Financial Times

US stimulus boosted growth by up to 4.5%

By James Politi and Robin Harding in Washington

Published: August 24 2010 23:44 | Last updated: August 24 2010 23:44

The $814bn stimulus programme enacted by the Obama administration at the start of 2009 boosted the US economy by as much as 4.5 per cent in the second quarter of this year, keeping unemployment below 10 per cent, congressional analysts said on Tuesday.

The report by the Congressional Budget Office, a non-partisan agency that studies the budgetary impact of legislation for members of Congress, will come as a boost to congressional Democrats and Obama administration officials, who have been arguing the recession would have been much deeper in the absence of the stimulus.
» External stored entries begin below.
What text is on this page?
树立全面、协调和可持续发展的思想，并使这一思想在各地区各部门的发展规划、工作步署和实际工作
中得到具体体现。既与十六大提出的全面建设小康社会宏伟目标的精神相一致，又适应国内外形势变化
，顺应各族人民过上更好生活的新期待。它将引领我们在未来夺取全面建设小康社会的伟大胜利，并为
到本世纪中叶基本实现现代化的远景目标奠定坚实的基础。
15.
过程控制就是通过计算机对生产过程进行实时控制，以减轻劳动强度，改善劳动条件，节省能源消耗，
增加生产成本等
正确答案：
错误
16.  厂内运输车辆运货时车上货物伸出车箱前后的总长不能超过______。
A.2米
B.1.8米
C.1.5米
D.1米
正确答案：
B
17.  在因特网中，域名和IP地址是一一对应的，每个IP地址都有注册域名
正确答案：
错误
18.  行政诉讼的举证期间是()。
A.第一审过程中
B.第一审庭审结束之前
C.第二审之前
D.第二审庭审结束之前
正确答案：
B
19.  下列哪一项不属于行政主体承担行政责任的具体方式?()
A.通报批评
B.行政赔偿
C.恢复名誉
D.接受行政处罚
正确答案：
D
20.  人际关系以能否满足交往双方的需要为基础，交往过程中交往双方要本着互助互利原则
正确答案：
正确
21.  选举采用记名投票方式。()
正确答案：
But it will raise further concerns about the sustainability of the already sputtering recovery in the absence of government support. If the economy had been 4.5 per cent smaller in the second quarter of 2010, then real output would have been below even its lowest point during the recession.

Republicans have fiercely attacked the stimulus as ineffective government spending that added to the country’s budget deficit without meaningfully helping the economy.

The CBO analysis is much more sanguine, however. In its latest report, the agency said real gross domestic product was lifted in the second quarter by between 1.7 per cent and 4.5 per cent. Last month, the commerce department said the US grew at an annualised rate of 2.4 per cent in the second quarter, but that is likely to be revised lower – closer to 1 per cent, given the weaker economic data that have surfaced since.

This would mean the stimulus, whose impact will gradually fade away during the rest of the year, provided crucial support to the recovery between April and June. According to the CBO, the stimulus also reduced the unemployment rate – now at 9.5 per cent – by between 0.7 and 1.8 percentage points during the quarter, as it increased the number of employed Americans by 1.4m to 3.3m people.

The CBO uses models from companies such as Macroeconomic Advisers and IHS Global Insight. But some sceptics question the assumptions of these models, saying they do not take enough account of people’s expectations of the future, when they will have to pay back the stimulus with higher taxes. “All this stimulus spending has gotten us nowhere . . . We are now borrowing 41 cents of every dollar we spend from our kids and grandkids,” said John Boehner, Republican leader of the House.